It Is What It Is

It Is What It Is


Robert Heinlein advised, “Never try to teach a pig to sing.  It’s a waste of your time and it annoys the pig.”  He was a writer of unsubtle style but with a knack for saying what needed to be said.  Once you give a nod to his fundamental logic (It has also been attributed to Mark Twain.), the trick then is in recognizing the pig.  Too often it looks and sounds like a soprano.  But it’s still a pig.

That bright optimism that infects the young, the feeble and a good many Englishmen, declares that nothing is beyond the reach of the dedicated and committed.  You can make pigs sing if you try hard enough.  But these days I’m more inclined to let a pig squeal and grunt.  Singing?  Don’t think so.

I’m not certain when or how this happened, but I suspect it was a slow transition.  There is no defining anecdote to illustrate the point, no dawning realization.  No “Eureka” moment.  Maybe I just developed an appreciation for pigs and how truly fine they are, rooting among the turnips or turning on a spit.

The realization that ‘it is what it is’ comes mostly from the passage of years unless it’s beaten into you early in some brutal way by hunger or disease or a parent fond of delivering drunken, mean-spirited thrashings.  But the revelation is a blessing.

Make it Commandment #11 – “Thou shall not cause a pig to sing!” and save the world a lot of grief.

If on the left, I pile all the things I would change and on the right all the things I can never change, even as my time grows shorter, it’s the pile on the right that continues to grow.  The one on the left just dwindles.  Maybe it’s fatalism.  Maybe it’s wisdom.  Maybe it’s just nature’s way.    

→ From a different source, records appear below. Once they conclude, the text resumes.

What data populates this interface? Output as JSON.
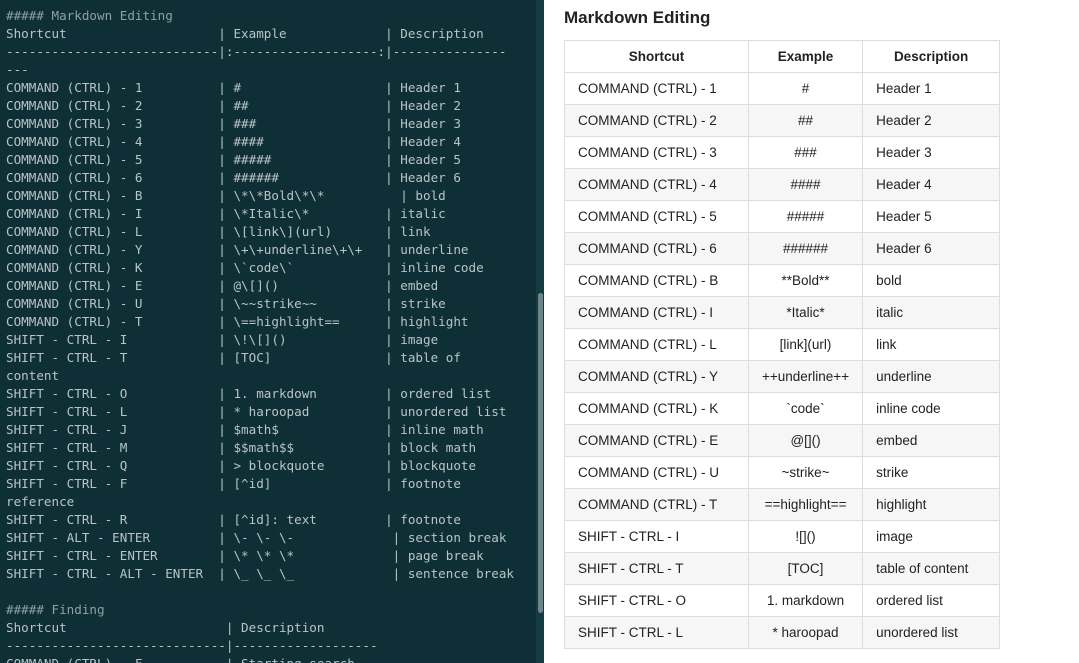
{
  "editor": {
    "lines": [
      "##### Markdown Editing",
      "Shortcut                    | Example             | Description",
      "----------------------------|:-------------------:|---------------",
      "---",
      "COMMAND (CTRL) - 1          | #                   | Header 1",
      "COMMAND (CTRL) - 2          | ##                  | Header 2",
      "COMMAND (CTRL) - 3          | ###                 | Header 3",
      "COMMAND (CTRL) - 4          | ####                | Header 4",
      "COMMAND (CTRL) - 5          | #####               | Header 5",
      "COMMAND (CTRL) - 6          | ######              | Header 6",
      "COMMAND (CTRL) - B          | \\*\\*Bold\\*\\*          | bold",
      "COMMAND (CTRL) - I          | \\*Italic\\*          | italic",
      "COMMAND (CTRL) - L          | \\[link\\](url)       | link",
      "COMMAND (CTRL) - Y          | \\+\\+underline\\+\\+   | underline",
      "COMMAND (CTRL) - K          | \\`code\\`            | inline code",
      "COMMAND (CTRL) - E          | @\\[]()              | embed",
      "COMMAND (CTRL) - U          | \\~~strike~~         | strike",
      "COMMAND (CTRL) - T          | \\==highlight==      | highlight",
      "SHIFT - CTRL - I            | \\!\\[]()             | image",
      "SHIFT - CTRL - T            | [TOC]               | table of",
      "content",
      "SHIFT - CTRL - O            | 1. markdown         | ordered list",
      "SHIFT - CTRL - L            | * haroopad          | unordered list",
      "SHIFT - CTRL - J            | $math$              | inline math",
      "SHIFT - CTRL - M            | $$math$$            | block math",
      "SHIFT - CTRL - Q            | > blockquote        | blockquote",
      "SHIFT - CTRL - F            | [^id]               | footnote",
      "reference",
      "SHIFT - CTRL - R            | [^id]: text         | footnote",
      "SHIFT - ALT - ENTER         | \\- \\- \\-             | section break",
      "SHIFT - CTRL - ENTER        | \\* \\* \\*             | page break",
      "SHIFT - CTRL - ALT - ENTER  | \\_ \\_ \\_             | sentence break",
      "",
      "##### Finding",
      "Shortcut                     | Description",
      "-----------------------------|-------------------",
      "COMMAND (CTRL) - F           | Starting search"
    ]
  },
  "preview": {
    "title": "Markdown Editing",
    "headers": [
      "Shortcut",
      "Example",
      "Description"
    ],
    "rows": [
      [
        "COMMAND (CTRL) - 1",
        "#",
        "Header 1"
      ],
      [
        "COMMAND (CTRL) - 2",
        "##",
        "Header 2"
      ],
      [
        "COMMAND (CTRL) - 3",
        "###",
        "Header 3"
      ],
      [
        "COMMAND (CTRL) - 4",
        "####",
        "Header 4"
      ],
      [
        "COMMAND (CTRL) - 5",
        "#####",
        "Header 5"
      ],
      [
        "COMMAND (CTRL) - 6",
        "######",
        "Header 6"
      ],
      [
        "COMMAND (CTRL) - B",
        "**Bold**",
        "bold"
      ],
      [
        "COMMAND (CTRL) - I",
        "*Italic*",
        "italic"
      ],
      [
        "COMMAND (CTRL) - L",
        "[link](url)",
        "link"
      ],
      [
        "COMMAND (CTRL) - Y",
        "++underline++",
        "underline"
      ],
      [
        "COMMAND (CTRL) - K",
        "`code`",
        "inline code"
      ],
      [
        "COMMAND (CTRL) - E",
        "@[]()",
        "embed"
      ],
      [
        "COMMAND (CTRL) - U",
        "~strike~",
        "strike"
      ],
      [
        "COMMAND (CTRL) - T",
        "==highlight==",
        "highlight"
      ],
      [
        "SHIFT - CTRL - I",
        "![]()",
        "image"
      ],
      [
        "SHIFT - CTRL - T",
        "[TOC]",
        "table of content"
      ],
      [
        "SHIFT - CTRL - O",
        "1. markdown",
        "ordered list"
      ],
      [
        "SHIFT - CTRL - L",
        "* haroopad",
        "unordered list"
      ]
    ]
  },
  "colors": {
    "editor_bg": "#0e2f36",
    "editor_text": "#b9c4c6",
    "table_border": "#dddddd",
    "row_stripe": "#f6f6f6"
  }
}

Dylan Thomas was 37 years old when he entreated his father to “rage against the dying of the light” and so was still young enough to be obsessed with raising his hand against the tide’s inrushing flow.  We’ll never know his father’s reply.  Had it been me, it would have been “Bugger off!  I’m Busy!!!”  

It all boils down to recognizing the fine qualities of both silk purses and sows’ ears and appreciating both for what they are.